Evaluation Report: OSS vs. Frontier Assistant
Comparison of an open-source assistant (Qwen2.5-1.5B-Instruct) against a frontier assistant (Claude Sonnet 4.5) on hallucination, demographic bias, and safety / jailbreak resistance.
Methodology
- Datasets (random seed 42, 30 prompts each):
- TruthfulQA (generation split) — hallucination.
- BBQ (Elfsong/BBQ) — bias; 10 ambiguous-context items each from Age, Gender_identity, Race_ethnicity.
- AdvBench harmful_behaviors — safety / jailbreak.
- Assistants are run statelessly (no memory, no guardrails) so the eval measures raw model behavior, not the surrounding safety layers.
- Judge: Claude Sonnet 4.5 with a JSON rubric
{hallucinated, biased, refused, harmful, reasoning}and dataset-specific guidance. Temperature 0. - Uncertainty: 95% bootstrap CIs (1000 resamples) on every reported rate.
Headline metrics
| Metric | Claude (frontier) | Qwen-1.5B (OSS) |
|---|---|---|
| Hallucination rate (TruthfulQA) | 10.0% [0.0, 23.3] | 63.3% [46.7, 80.0] |
| Bias rate (BBQ, overall) | 3.3% [0.0, 10.0] | 36.7% [20.0, 53.3] |
| Jailbreak resistance (AdvBench) | 100.0% [100.0, 100.0] | 100.0% [100.0, 100.0] |
| Refusal rate (overall) | 33.3% [23.3, 42.2] | 35.6% [25.6, 45.6] |
Bias rate by demographic (BBQ)
| Demographic | Claude (frontier) | Qwen-1.5B (OSS) |
|---|---|---|
| Age | 10.0% [0.0, 30.0] | 60.0% [30.0, 90.0] |
| Gender identity | 0.0% [0.0, 0.0] | 20.0% [0.0, 40.0] |
| Race / ethnicity | 0.0% [0.0, 0.0] | 30.0% [0.0, 60.0] |
Charts
Key findings
- Hallucination: Claude 10.0% [0.0, 23.3] vs. Qwen 63.3% [46.7, 80.0].
- Jailbreak resistance: Claude 100.0% [100.0, 100.0] vs.
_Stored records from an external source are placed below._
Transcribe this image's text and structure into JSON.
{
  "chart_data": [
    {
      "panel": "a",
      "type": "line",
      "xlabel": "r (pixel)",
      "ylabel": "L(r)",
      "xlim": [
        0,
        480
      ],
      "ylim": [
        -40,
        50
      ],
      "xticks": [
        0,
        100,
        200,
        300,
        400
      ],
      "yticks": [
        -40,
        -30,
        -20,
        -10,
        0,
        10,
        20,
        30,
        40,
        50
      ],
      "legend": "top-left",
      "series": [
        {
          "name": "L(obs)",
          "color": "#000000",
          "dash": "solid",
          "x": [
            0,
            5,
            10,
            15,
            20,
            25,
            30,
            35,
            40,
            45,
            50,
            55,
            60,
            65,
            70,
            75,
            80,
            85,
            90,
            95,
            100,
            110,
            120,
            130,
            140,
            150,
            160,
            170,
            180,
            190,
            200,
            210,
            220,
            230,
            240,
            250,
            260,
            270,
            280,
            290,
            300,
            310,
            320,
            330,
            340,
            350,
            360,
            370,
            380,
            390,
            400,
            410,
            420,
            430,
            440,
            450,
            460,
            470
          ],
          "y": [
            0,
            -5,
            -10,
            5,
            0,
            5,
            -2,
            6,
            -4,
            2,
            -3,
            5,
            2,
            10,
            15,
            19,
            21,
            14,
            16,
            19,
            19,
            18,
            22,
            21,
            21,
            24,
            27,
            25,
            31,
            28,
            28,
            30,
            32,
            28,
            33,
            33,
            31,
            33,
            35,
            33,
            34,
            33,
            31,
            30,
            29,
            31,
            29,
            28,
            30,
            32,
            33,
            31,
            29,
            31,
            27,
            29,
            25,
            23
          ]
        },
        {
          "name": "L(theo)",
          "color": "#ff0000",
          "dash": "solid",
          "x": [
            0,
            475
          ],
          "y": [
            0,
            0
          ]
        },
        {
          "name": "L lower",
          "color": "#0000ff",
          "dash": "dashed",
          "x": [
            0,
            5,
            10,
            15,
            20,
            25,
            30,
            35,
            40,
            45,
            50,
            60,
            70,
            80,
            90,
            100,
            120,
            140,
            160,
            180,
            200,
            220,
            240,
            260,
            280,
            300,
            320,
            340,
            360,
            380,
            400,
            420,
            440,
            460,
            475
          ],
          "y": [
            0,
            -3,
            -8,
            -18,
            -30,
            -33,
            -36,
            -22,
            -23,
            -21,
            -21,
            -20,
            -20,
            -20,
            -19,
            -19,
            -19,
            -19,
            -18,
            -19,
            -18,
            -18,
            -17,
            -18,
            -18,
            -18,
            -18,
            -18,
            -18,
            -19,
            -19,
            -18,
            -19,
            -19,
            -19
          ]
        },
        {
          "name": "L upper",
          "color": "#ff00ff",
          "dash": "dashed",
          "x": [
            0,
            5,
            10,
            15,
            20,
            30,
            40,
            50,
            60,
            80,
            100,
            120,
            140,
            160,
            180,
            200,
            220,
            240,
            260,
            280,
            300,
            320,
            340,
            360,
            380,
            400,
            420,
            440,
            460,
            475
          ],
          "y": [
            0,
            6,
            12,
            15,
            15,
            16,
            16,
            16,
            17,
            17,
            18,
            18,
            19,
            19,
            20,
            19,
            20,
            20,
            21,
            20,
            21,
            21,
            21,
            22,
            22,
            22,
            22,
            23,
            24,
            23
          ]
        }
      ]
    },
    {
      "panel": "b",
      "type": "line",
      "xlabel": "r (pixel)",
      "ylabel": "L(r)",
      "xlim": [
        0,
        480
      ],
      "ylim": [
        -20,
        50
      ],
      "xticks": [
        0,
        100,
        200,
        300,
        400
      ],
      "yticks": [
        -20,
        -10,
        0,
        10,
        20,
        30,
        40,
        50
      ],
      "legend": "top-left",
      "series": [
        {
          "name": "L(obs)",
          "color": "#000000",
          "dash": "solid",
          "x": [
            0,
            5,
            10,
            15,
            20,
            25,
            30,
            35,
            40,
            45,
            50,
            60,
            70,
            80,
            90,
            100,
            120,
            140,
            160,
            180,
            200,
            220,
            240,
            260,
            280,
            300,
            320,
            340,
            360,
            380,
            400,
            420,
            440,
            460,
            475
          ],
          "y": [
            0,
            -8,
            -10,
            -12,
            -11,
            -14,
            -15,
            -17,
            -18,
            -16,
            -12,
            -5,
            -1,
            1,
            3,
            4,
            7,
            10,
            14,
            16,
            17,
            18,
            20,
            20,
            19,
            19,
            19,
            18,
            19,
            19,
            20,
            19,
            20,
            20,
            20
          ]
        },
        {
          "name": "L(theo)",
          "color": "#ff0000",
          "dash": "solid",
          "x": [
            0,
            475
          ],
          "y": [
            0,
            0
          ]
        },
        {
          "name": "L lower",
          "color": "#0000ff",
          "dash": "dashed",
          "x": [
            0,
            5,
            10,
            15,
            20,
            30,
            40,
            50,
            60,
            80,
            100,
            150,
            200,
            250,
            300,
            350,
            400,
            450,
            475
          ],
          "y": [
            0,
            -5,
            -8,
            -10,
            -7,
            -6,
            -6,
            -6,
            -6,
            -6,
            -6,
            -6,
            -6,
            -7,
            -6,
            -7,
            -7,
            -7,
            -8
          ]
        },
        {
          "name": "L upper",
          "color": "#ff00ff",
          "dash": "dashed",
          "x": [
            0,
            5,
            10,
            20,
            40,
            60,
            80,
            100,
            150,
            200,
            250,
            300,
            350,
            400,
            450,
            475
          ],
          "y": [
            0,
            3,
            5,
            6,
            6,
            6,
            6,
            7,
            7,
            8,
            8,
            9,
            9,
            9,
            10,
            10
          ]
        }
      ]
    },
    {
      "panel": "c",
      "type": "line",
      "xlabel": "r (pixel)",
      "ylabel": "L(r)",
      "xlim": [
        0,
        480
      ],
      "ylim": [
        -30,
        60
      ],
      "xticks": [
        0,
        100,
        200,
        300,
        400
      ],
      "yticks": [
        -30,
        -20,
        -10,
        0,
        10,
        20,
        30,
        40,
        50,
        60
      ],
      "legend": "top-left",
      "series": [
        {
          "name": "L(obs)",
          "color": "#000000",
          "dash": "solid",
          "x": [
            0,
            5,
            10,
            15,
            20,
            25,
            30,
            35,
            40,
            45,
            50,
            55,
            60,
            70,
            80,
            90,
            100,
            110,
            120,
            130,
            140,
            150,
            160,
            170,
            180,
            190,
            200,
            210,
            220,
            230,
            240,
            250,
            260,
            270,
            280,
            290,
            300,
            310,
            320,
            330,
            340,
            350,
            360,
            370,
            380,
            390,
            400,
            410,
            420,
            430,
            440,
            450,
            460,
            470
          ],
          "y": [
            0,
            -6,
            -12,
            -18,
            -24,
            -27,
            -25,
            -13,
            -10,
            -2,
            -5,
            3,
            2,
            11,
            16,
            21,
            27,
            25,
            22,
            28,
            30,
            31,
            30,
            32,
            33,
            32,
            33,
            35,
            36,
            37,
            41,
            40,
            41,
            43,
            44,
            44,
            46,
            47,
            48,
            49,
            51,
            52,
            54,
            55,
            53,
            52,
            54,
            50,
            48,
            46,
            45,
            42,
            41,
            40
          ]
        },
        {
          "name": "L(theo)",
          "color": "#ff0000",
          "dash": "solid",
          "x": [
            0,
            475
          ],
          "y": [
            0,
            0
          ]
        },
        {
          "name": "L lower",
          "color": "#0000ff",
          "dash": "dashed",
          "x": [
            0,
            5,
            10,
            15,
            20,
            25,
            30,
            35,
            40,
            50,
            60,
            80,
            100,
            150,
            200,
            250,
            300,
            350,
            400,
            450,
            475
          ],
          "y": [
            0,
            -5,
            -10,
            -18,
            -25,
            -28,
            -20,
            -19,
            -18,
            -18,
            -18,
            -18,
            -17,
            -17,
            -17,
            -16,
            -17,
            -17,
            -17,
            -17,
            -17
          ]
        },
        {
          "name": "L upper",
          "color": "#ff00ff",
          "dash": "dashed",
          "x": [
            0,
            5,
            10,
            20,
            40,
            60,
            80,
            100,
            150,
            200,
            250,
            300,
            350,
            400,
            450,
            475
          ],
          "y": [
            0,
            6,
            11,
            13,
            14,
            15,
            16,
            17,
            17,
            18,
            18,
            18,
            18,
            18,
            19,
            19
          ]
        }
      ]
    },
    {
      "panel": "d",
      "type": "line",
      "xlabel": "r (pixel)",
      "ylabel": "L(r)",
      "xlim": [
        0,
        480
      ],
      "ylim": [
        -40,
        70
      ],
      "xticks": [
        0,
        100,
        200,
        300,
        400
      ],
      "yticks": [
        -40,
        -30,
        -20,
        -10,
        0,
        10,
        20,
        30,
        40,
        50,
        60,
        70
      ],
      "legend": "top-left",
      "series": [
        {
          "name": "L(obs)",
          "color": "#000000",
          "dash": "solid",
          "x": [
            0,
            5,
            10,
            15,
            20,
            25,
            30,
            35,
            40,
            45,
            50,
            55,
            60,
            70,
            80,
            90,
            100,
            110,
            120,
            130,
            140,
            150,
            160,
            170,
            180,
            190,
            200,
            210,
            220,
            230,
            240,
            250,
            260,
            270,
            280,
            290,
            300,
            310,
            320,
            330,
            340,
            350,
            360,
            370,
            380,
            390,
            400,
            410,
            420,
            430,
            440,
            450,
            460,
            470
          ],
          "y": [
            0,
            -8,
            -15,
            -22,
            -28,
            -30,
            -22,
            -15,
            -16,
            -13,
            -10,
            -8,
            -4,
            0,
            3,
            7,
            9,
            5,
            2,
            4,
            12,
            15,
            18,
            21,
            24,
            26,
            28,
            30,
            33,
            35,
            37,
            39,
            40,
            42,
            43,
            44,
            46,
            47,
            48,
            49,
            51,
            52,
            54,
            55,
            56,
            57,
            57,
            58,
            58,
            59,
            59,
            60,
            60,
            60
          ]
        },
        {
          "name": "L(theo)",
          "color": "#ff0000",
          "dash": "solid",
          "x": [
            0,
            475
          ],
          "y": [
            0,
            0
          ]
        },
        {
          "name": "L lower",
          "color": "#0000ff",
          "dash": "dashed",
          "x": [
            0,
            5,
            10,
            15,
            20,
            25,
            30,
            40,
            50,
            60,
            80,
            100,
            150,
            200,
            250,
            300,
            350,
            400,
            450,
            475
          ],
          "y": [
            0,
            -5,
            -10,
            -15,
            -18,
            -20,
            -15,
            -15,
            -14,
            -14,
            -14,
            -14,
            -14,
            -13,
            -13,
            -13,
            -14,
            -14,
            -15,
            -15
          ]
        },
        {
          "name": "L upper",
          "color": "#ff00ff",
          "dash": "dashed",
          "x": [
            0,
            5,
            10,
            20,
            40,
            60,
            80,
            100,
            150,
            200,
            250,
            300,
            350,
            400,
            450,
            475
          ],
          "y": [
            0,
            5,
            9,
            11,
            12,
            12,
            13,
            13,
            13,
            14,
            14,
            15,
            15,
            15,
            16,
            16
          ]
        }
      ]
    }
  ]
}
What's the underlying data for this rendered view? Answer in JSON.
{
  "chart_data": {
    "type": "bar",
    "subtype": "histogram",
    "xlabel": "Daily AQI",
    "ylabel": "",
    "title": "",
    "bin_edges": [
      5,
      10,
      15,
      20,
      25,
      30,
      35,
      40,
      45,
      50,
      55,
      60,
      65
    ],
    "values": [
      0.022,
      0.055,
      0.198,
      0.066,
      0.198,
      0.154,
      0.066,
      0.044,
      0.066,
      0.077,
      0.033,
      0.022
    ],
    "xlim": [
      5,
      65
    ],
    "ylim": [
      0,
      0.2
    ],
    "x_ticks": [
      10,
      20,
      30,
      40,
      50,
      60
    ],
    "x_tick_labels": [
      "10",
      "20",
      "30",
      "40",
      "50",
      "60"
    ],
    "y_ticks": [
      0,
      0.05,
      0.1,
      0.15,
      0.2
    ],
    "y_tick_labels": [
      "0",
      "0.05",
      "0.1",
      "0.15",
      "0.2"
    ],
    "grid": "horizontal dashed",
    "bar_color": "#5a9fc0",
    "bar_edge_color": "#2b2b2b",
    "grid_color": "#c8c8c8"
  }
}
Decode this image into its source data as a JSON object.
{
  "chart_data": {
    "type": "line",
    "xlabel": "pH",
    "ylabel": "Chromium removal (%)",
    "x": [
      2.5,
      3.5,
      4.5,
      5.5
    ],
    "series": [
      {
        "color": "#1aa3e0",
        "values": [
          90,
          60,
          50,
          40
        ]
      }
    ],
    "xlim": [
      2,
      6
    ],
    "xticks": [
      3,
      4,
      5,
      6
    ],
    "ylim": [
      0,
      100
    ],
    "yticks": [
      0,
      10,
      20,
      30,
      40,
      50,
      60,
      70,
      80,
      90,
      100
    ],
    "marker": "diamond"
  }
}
Qwen 100.0% [100.0, 100.0].
- Bias differences by demographic are shown in the chart above; refer to the table for exact CIs.
Recommendations
- For production deployments where safety and factual reliability matter, the frontier model's raw behavior is meaningfully stronger; the OSS model should only be used with the input/output guardrails enabled (they catch the residual gap on safety prompts in this project).
- The OSS model is dramatically cheaper at inference time but slower on CPU. A GPU (or hosted endpoint) closes the latency gap.
- For sensitive demographic queries, prefer answers that explicitly acknowledge uncertainty; both models still pick a side on a fraction of ambiguous BBQ items.
Limitations
- Small samples (n=30 per dataset). The 95% CIs are correspondingly wide — read differences with care.
- Judge self-bias: the judge (Claude Sonnet 4.5) is the same model family as one of the assistants under test. LLM judges have a documented tendency to prefer outputs from their own family; the Claude vs. Qwen comparison here is therefore optimistic for Claude. A second judge (e.g. GPT-4o or human review) on a subset would calibrate this.
- Categories covered: BBQ subset is age / gender / race only. Other axes (disability, religion, SES, etc.) are not measured.
- Tool use isn't directly evaluated; the prompts here are zero-shot questions, not tasks that demand tool calls.
- The judge sees the dataset label, which can prime its scoring. A blinded judge would be more robust.